Reputation: 139
I am trying to crawl a web page that is built using GWT and uses the GWT RPC mechanism for AJAX calls. The page I am trying to crawl is not mine - so I can't edit the server side. I am very new to GWT and from my initial couple of days with it - I think that you can't de-serialize the data unless you've the case interface with you.

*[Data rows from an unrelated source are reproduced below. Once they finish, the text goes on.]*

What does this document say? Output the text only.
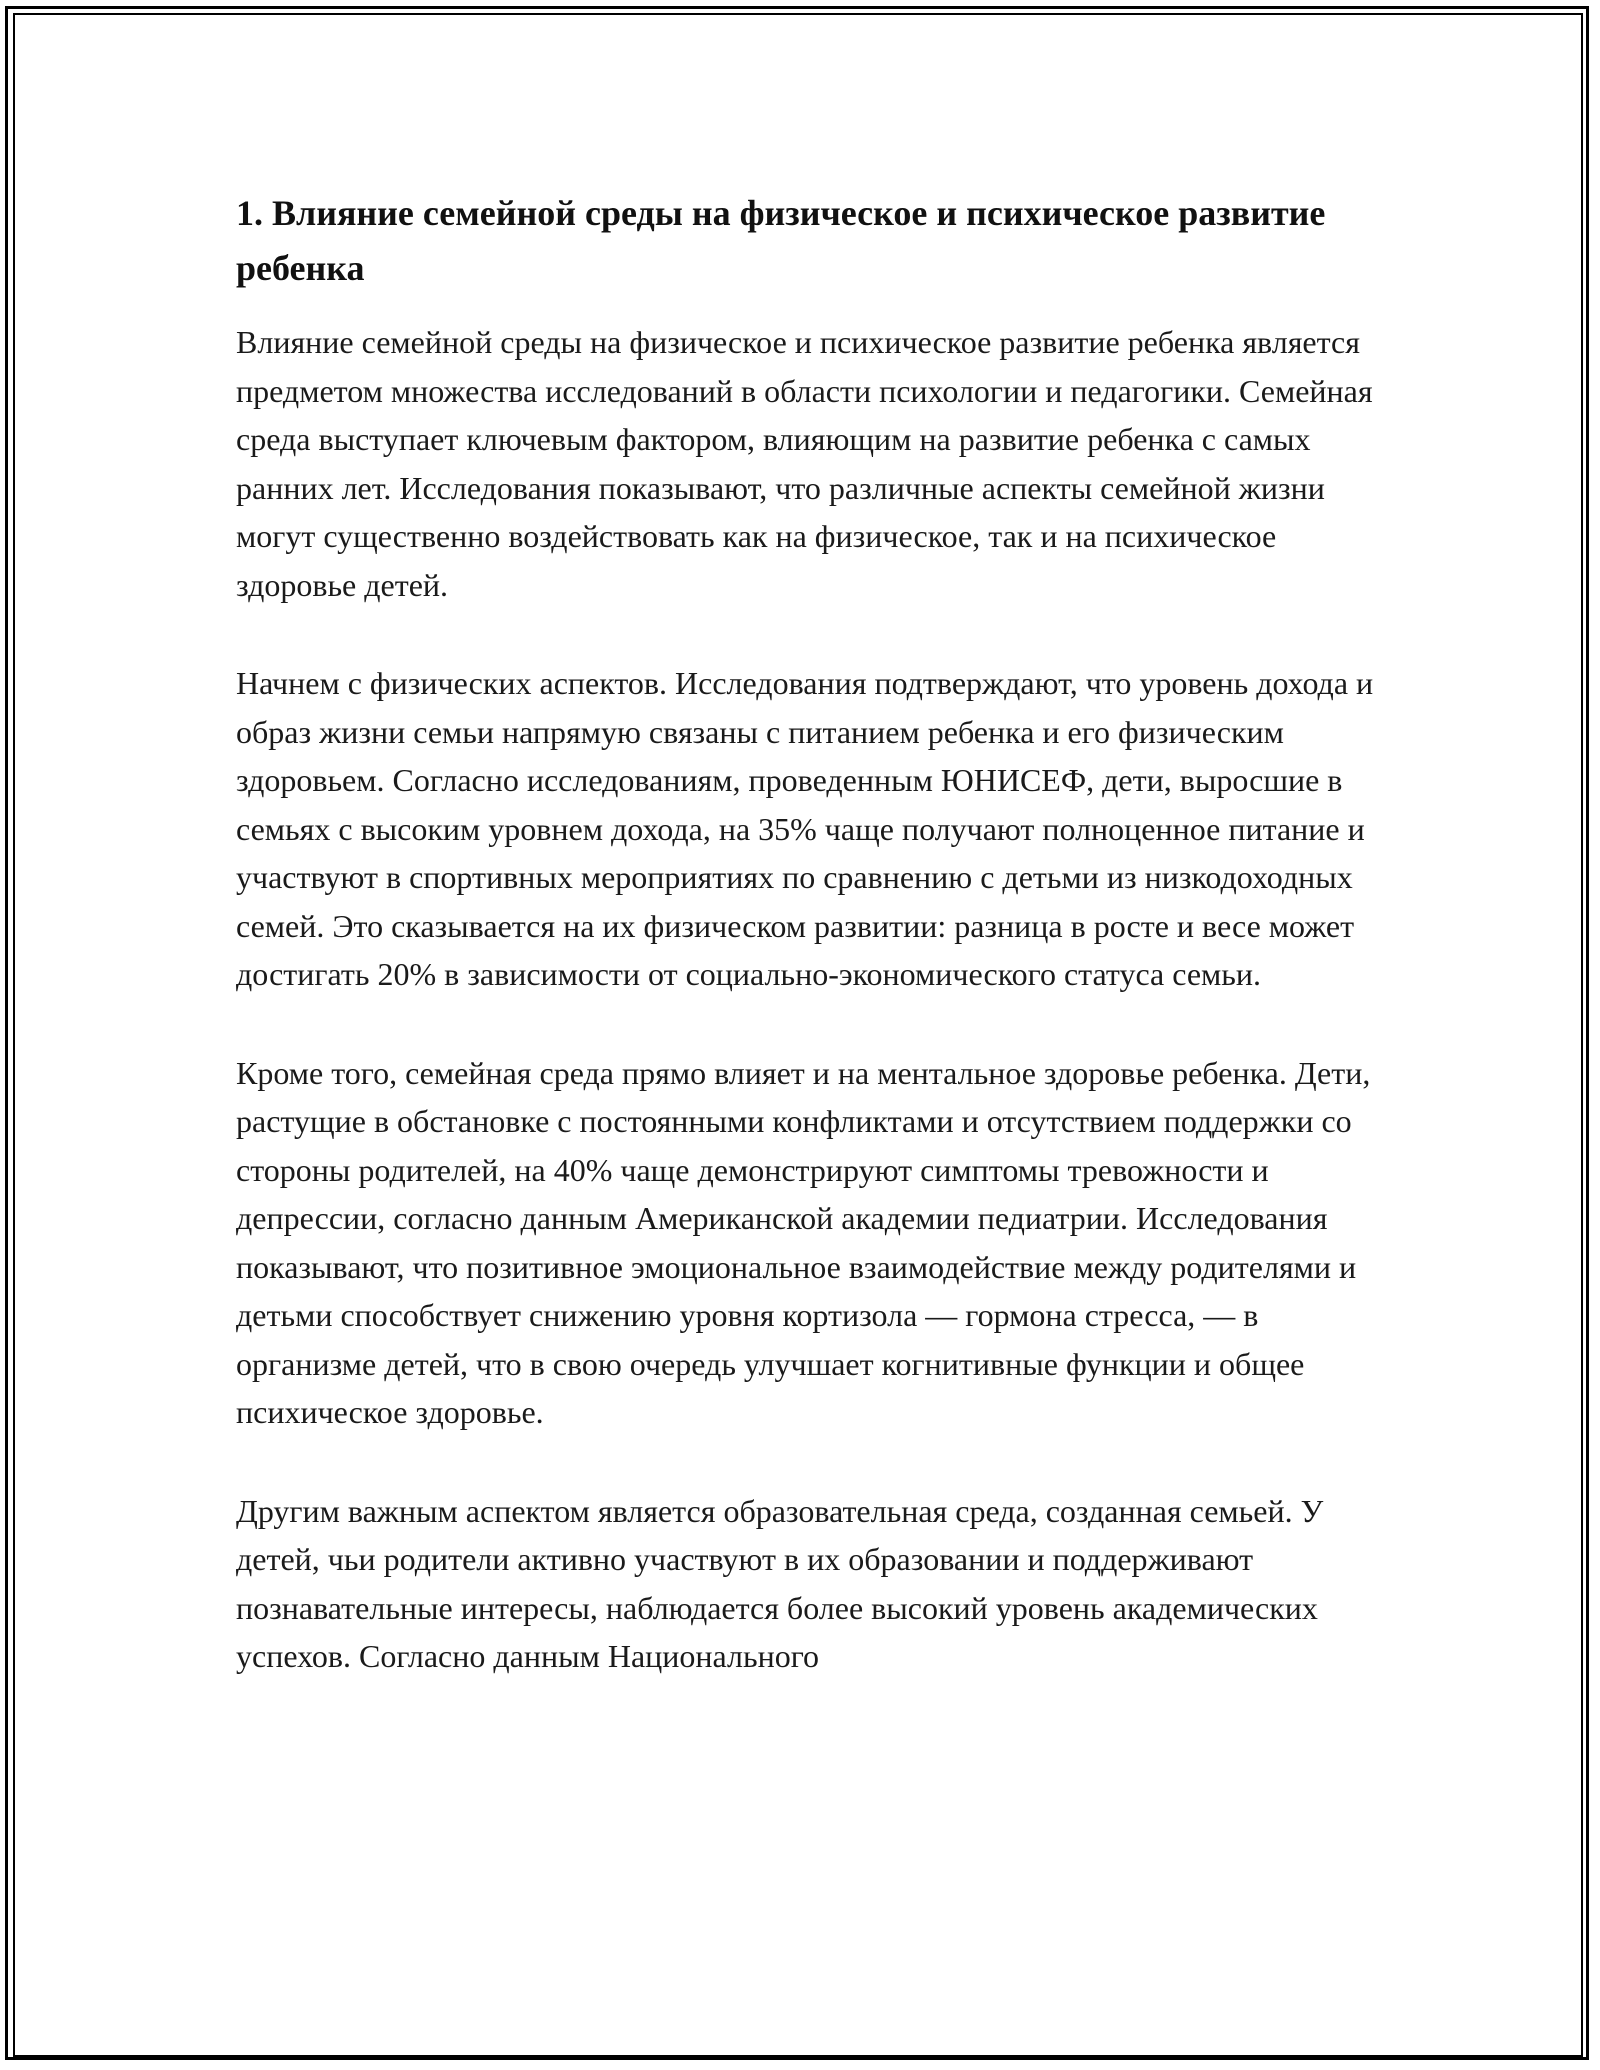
1. Влияние семейной среды на физическое и психическое развитие ребенка

Влияние семейной среды на физическое и психическое развитие ребенка является предметом множества исследований в области психологии и педагогики. Семейная среда выступает ключевым фактором, влияющим на развитие ребенка с самых ранних лет. Исследования показывают, что различные аспекты семейной жизни могут существенно воздействовать как на физическое, так и на психическое здоровье детей.

Начнем с физических аспектов. Исследования подтверждают, что уровень дохода и образ жизни семьи напрямую связаны с питанием ребенка и его физическим здоровьем. Согласно исследованиям, проведенным ЮНИСЕФ, дети, выросшие в семьях с высоким уровнем дохода, на 35% чаще получают полноценное питание и участвуют в спортивных мероприятиях по сравнению с детьми из низкодоходных семей. Это сказывается на их физическом развитии: разница в росте и весе может достигать 20% в зависимости от социально-экономического статуса семьи.

Кроме того, семейная среда прямо влияет и на ментальное здоровье ребенка. Дети, растущие в обстановке с постоянными конфликтами и отсутствием поддержки со стороны родителей, на 40% чаще демонстрируют симптомы тревожности и депрессии, согласно данным Американской академии педиатрии. Исследования показывают, что позитивное эмоциональное взаимодействие между родителями и детьми способствует снижению уровня кортизола — гормона стресса, — в организме детей, что в свою очередь улучшает когнитивные функции и общее психическое здоровье.

Другим важным аспектом является образовательная среда, созданная семьей. У детей, чьи родители активно участвуют в их образовании и поддерживают познавательные интересы, наблюдается более высокий уровень академических успехов. Согласно данным Национального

Am I right or Is there a way to crawl the data intelligently?
Upvotes: 1
Views: 1382
Reputation: 12412
You could do it using htmlunit and WebClient:
//real code mixed with pseudo-code:
WebClient webClient = new WebClient(BrowserVersion.FIREFOX_3);
Map<String, String> urls = new HashMap<->();
LinkedList<String> urlsToVisit = new LinkedList<->();
urlsToVisit.put("http://some_gwt_app.com/#!home");
while (!urlsToVisit.isEmpty()) {
String page = urlsToVisit.remove();
if (urls.containsKey(page)) {
continue;
}
String rendered = webClient.getPage(page);
urls.put(page, rendered);
urlsToVisit.addAll(extractLinks(page));
}
You might have to experiment with the WebClient options a bit. In my case these seem to do a good job:
webClient.setThrowExceptionOnScriptError(false);
webClient.setRedirectEnabled(true);
webClient.setJavaScriptEnabled(true);
// important! Give the headless browser enough time to execute
// JavaScript. The exact time to wait may depend on your application.

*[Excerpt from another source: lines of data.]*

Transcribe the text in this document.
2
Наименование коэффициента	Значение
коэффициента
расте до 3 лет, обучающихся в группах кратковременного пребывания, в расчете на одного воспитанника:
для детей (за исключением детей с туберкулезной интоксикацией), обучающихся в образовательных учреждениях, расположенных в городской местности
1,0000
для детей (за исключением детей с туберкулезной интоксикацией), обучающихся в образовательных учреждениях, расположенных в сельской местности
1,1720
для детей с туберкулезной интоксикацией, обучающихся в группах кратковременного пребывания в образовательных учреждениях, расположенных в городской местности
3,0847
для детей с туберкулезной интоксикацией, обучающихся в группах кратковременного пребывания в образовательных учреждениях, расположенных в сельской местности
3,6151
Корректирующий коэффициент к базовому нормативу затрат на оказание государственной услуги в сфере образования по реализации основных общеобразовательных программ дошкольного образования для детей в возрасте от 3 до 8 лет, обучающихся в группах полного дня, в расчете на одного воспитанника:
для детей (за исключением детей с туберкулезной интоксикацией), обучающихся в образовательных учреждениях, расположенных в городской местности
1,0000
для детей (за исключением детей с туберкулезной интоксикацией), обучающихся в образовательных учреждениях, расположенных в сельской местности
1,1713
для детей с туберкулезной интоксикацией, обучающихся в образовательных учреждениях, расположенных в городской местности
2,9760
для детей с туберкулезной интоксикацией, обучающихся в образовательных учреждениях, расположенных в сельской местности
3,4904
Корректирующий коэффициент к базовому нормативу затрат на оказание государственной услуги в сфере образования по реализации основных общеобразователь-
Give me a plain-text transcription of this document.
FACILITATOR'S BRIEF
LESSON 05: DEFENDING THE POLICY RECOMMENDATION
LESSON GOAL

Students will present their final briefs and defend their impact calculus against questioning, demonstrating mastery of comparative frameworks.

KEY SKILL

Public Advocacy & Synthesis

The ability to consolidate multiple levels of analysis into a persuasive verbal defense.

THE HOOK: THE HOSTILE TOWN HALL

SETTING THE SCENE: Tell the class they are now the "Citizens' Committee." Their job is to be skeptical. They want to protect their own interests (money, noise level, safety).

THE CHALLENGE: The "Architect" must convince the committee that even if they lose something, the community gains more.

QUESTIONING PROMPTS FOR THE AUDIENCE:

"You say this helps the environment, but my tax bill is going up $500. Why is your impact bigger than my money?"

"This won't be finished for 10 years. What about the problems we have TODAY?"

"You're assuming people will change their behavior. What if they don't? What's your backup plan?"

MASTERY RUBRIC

webClient.waitForBackgroundJavaScript(20000);
webClient.setAjaxController(new NicelyResynchronizingAjaxController());
Upvotes: 1
Reputation: 329
I scrape for a living, and GWT is the one framework that almost always flummoxes me. The fact that it passes serialized, non-human readable parameters prevents me from interject logic that will access the site.
On some simple GWT I've gotten scrapes to work be parsing the JavaScript and running portions as is, but I can't get all to work.
Upvotes: 1